Here is a scenario which has played out in my life recently.
X is very enjoyable and good for me, but it involves and requires the tacit support and inclusion of another person.
Y is also enjoyable, it has a very similar outcome to X, and it does not have the tacit support of another person or the inclusion of another person.
Z is me, accepting who I am and looking for ways to be present in the world, less isolated and fearful.
In recent months, gaining the support of another person for X has been complicated and difficult.
It has been easier to reach for the solution called Y, but this has had a very destructive effect on my well-being, and it has become a problem which has caused me to feel unhappy, with low moods and ashamed.
The person who needs to help me with X is very aware of Y and feels hurt at this substitute solution, which although I acknowledge its existence, I will not give a running commentary.
In recent weeks, I began to feel that it would be easier to give up on X and accept Y as being a reflection of being Z, but this potential solution was unlikely to provide any sense of lasting happiness, unless I made a decision to leave all possibility of X behind me for good.
In a very lucid moment in my life, after weeks of reflection I came to a resolution to invest all my energy in exclusively pursuing X.
This, is on the face of it, is a much harder choice to make, but ultimately this course of action keeps me close to another person, and in place of sorrow and despair with Y, there is a sense of hope and fulfillment and an end to isolation and fear.
This choice, means that there is a risk that Z, the person I am, is not fully integrated into the solution of X, so in the absence of Y, I was concerned that I would not be able to sustain my chosen course of action.

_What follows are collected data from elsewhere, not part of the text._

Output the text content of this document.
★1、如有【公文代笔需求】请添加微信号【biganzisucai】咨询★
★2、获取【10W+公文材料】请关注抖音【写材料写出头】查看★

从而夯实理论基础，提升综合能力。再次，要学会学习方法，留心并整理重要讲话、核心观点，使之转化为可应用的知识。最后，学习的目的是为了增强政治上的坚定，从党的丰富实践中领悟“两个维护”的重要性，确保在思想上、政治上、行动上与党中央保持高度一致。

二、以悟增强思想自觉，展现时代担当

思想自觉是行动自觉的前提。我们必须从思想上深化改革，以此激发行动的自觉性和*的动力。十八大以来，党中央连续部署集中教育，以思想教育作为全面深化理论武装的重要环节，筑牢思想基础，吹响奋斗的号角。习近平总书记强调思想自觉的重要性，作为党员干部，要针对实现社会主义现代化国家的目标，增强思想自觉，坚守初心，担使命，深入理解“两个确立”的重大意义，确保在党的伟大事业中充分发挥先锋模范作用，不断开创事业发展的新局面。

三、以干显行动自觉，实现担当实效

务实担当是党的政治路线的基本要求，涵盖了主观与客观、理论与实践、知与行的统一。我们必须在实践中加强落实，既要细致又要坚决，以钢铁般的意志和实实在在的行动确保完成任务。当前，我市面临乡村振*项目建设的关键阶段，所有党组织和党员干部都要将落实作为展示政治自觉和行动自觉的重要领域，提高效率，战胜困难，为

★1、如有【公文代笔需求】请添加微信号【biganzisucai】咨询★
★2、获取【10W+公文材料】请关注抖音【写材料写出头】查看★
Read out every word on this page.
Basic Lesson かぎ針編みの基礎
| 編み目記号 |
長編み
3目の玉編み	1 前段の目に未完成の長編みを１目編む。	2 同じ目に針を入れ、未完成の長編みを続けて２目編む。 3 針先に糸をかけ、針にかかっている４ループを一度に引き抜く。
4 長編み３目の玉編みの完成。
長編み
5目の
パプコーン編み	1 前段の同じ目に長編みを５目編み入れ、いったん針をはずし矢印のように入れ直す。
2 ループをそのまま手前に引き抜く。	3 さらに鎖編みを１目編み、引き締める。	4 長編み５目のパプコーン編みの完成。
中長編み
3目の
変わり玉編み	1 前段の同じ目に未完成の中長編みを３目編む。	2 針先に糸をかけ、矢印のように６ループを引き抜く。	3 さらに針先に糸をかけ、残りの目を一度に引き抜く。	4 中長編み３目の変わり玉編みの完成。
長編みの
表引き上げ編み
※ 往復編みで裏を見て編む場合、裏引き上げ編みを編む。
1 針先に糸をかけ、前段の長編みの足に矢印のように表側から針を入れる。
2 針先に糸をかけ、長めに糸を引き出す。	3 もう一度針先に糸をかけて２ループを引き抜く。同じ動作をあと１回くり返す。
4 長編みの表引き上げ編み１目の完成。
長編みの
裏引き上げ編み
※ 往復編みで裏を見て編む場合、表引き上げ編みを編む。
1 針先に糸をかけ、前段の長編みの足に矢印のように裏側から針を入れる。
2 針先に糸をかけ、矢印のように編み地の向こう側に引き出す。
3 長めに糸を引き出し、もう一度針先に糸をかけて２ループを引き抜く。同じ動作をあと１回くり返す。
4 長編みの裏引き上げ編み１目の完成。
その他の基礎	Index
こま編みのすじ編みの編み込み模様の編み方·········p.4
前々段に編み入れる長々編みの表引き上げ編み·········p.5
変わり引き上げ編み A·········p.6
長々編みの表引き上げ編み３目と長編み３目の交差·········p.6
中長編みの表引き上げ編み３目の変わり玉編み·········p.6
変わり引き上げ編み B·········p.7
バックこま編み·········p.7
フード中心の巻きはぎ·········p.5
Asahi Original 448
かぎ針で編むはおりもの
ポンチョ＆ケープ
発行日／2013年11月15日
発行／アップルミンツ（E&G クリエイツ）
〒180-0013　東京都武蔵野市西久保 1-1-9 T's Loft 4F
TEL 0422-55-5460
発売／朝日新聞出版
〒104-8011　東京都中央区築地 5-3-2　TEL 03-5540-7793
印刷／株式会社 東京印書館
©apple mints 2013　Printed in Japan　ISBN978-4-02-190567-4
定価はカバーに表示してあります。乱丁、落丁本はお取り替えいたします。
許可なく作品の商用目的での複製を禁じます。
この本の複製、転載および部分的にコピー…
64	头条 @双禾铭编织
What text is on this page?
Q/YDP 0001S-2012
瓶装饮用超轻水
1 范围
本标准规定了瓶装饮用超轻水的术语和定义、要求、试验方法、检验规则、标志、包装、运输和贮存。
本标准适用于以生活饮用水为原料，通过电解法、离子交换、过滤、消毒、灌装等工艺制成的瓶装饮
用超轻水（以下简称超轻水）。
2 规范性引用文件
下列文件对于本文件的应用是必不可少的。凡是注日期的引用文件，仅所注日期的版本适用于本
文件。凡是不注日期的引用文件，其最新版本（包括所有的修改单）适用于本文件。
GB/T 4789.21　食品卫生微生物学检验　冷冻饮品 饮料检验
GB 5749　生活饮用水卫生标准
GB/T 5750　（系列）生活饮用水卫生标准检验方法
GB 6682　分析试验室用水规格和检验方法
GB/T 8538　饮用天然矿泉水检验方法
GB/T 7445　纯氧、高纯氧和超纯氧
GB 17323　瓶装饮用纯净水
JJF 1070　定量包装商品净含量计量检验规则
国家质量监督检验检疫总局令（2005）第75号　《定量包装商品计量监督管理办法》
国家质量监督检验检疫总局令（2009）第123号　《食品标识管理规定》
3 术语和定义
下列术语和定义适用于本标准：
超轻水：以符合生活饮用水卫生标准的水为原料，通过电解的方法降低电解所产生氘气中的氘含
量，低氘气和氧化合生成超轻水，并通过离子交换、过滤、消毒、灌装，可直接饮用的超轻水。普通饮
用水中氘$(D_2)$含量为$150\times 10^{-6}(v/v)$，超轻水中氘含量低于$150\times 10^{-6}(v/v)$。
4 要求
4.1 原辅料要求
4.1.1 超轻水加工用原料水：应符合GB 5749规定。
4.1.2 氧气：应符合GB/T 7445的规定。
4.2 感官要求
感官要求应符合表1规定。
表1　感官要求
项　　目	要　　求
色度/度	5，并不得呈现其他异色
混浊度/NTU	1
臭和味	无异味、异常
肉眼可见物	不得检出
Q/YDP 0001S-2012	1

I decided to consult the other person involved in X and I explained the reason I had chosen X and how it was my intention to fulfill my sense of self as Z in other less destructive ways – softer, less intense ways which, through the expansion of my capacity to be all I want to be in the world, does not come at the expense of my happiness or any other person connected with me.
So, this blog is saying, I have chosen a tougher course in X, which needs the love and support of another who understands the choice I have made in giving up destructive Y, and in the solution I have not lost my identity as Z.